Colombia is going through one of the most severe rainy seasons in decades. In twelve months of downpours, more than one million hectares (2.47 million acres) of productive land have been flooded, roads have been erased by mudslides, and big and small cities have been isolated and heavily damaged. So far, 428 people have died and 77 are reported missing, according to official figures. About 2.9 million people (6.4 percent of the total population) have been directly affected in 28 of the country’s 32 departments, according to the National Statistics Department.

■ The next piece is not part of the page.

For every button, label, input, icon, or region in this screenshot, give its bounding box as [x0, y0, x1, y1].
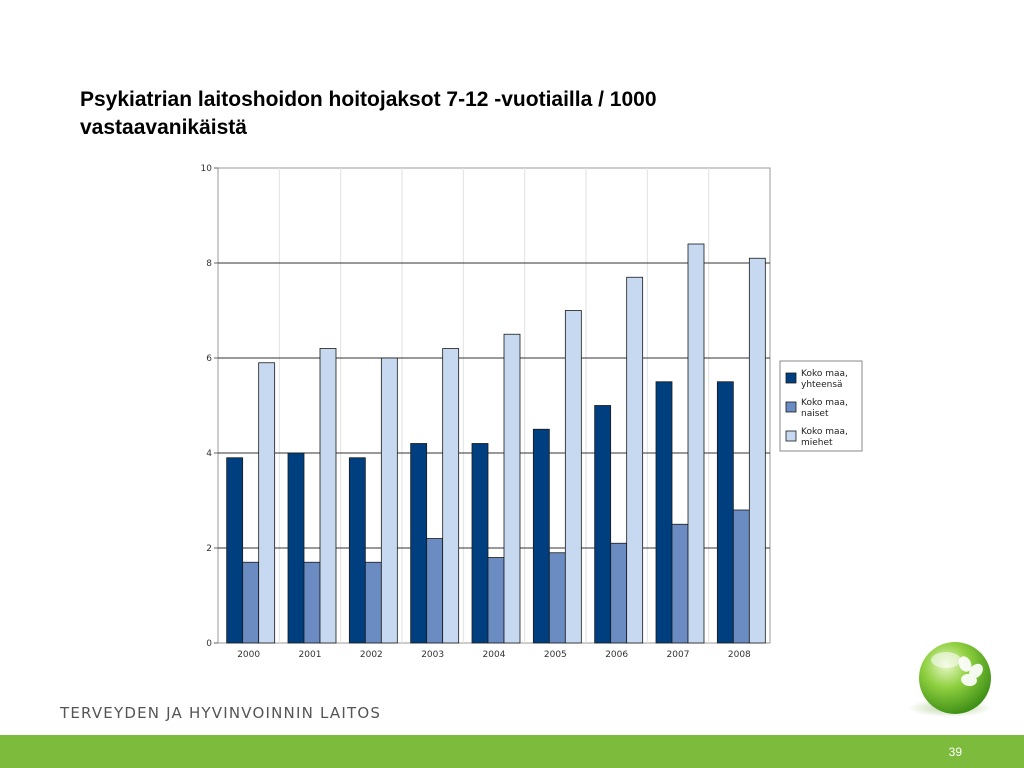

“This is the worst natural tragedy in the history of the country, considering the number of people affected and the extension of the catastrophe,” said President Juan Manuel Santos. “It’s something like when Katrina hit New Orleans a few years ago, but this time we are talking about a whole country.”
The government estimates that this unprecedented rainy season, caused by the La Niña/El Niño weather phenomenon, could cost some 2.5 percent of the GDP. This is comparable to the destructive power of the country’s three most damaging natural disasters of the last 30 years: the earthquake in Armenia in 2001 (1.86 percent of GDP), the volcano eruption in Armero in 1985 (0.29 percent) and the earthquake in Popayan in 1983 (0.45 percent). But this time it’s all happening in one year.
Unpredictable forces of nature are in play in Colombia’s current disaster. No one can be blamed for that. But as national and local authorities wash their hands of responsibility, they persist in sponsoring policies and projects that alter (and sometimes destroy) the mechanisms that can both trigger or turn off such forces.